Localized assistive scene understanding using deep learning and the IoT
MetadataShow full item record
In this paper, we propose a system for localized scene understanding to assist sufferers of visual disabilities. Our system determines the user's indoor location using WiFi fingerprinting and synthesizes a real-time description of the surrounding environment. The description is synthesized from prior information about the environment, real-time information obtained from object detection and localization using deep learning, and sensory information collected from IoT sensors. Our system can be activated automatically or on-demand as configured. On-demand activation happens by issuing a voice command to the environment's smart speaker or the user's mobile phone. Alternatively, our system can be set to activate automatically when detecting a change in the user's environment. When triggered, our system initiates a capture of an image using an environment-attached stationary camera and offloads the image to our server for identifying objects and their approximate locations in the environment. The server uses deep learning to localize persons, pets, or furniture. We then use a prior mapping of the environment to change the detected image-domain pixel coordinates to real-world relative locations. We also collect using IoT sensors information about the environment's temperature, humidity level, and light intensity.
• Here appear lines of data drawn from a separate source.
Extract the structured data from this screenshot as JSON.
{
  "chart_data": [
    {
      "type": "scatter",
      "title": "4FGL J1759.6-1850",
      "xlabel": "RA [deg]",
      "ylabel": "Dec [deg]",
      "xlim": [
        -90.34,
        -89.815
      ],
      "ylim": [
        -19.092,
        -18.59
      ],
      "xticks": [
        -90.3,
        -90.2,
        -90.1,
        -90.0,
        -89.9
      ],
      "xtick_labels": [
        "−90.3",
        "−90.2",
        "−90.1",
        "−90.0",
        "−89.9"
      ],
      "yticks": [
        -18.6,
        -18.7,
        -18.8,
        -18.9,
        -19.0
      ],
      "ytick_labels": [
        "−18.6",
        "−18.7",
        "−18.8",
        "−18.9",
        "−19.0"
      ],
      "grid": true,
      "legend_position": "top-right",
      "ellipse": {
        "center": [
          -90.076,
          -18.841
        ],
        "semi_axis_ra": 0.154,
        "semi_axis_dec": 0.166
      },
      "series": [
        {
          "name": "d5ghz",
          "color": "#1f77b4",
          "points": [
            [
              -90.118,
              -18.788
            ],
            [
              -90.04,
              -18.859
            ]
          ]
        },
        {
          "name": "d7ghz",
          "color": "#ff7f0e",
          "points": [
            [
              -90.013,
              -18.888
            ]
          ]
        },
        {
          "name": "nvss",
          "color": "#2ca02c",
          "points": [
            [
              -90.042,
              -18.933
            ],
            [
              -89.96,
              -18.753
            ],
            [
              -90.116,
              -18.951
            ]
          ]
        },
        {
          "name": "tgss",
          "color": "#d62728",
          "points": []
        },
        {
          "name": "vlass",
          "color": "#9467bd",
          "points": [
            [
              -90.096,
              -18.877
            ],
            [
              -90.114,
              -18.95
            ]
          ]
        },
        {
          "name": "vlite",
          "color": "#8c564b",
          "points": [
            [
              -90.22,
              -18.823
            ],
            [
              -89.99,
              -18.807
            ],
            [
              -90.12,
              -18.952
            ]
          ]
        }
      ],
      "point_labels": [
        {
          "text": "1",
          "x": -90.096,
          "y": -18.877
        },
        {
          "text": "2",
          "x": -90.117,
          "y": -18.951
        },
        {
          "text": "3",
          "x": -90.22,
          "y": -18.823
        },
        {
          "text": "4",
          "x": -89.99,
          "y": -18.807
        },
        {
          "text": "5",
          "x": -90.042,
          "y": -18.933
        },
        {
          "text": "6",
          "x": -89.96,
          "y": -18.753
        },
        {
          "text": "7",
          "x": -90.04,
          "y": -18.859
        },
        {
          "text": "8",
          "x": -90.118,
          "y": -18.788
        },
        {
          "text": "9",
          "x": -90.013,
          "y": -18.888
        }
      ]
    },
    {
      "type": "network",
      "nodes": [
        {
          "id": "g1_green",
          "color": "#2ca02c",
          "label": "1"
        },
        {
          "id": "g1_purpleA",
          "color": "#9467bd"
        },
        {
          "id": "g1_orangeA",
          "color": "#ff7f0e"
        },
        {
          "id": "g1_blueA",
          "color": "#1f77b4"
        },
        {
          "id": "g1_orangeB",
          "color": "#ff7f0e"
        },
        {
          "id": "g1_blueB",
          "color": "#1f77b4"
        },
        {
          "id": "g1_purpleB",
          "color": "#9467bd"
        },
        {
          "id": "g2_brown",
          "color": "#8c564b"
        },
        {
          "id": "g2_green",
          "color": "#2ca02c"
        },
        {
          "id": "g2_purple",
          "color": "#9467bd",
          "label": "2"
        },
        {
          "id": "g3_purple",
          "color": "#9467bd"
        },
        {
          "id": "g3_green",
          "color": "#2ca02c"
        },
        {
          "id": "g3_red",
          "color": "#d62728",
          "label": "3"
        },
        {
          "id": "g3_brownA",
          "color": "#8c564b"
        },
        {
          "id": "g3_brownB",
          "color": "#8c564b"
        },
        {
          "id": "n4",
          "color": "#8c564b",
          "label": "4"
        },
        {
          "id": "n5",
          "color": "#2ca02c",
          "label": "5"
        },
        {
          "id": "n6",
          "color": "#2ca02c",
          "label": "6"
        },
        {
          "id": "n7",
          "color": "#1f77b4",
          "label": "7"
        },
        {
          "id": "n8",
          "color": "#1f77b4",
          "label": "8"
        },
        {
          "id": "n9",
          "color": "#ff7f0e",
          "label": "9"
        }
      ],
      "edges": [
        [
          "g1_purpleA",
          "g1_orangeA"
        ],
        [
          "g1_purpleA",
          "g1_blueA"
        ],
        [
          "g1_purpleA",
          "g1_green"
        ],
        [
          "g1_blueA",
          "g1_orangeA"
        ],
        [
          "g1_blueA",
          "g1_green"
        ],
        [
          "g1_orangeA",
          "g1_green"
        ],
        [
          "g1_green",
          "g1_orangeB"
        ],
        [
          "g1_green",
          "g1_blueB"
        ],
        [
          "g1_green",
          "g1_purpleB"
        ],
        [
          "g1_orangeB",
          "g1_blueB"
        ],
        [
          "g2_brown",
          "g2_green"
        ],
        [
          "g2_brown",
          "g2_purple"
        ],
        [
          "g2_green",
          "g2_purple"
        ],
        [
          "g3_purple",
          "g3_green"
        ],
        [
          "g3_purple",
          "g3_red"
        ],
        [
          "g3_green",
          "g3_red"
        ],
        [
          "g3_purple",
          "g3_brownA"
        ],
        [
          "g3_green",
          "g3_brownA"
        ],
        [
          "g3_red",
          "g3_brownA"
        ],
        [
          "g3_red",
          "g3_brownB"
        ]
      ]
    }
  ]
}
With the information available, we fuse a fixed description of the environment's permanent features with a dynamic description from the localized objects and sensors data. We finally use text-to-speech to change the textual description into an audio signal played on the user's Bluetooth headset or the environment's smart speaker. Our results show that our system can be an effective tool in helping the visually-challenged navigate unknown environments using increasingly available smart home technologies.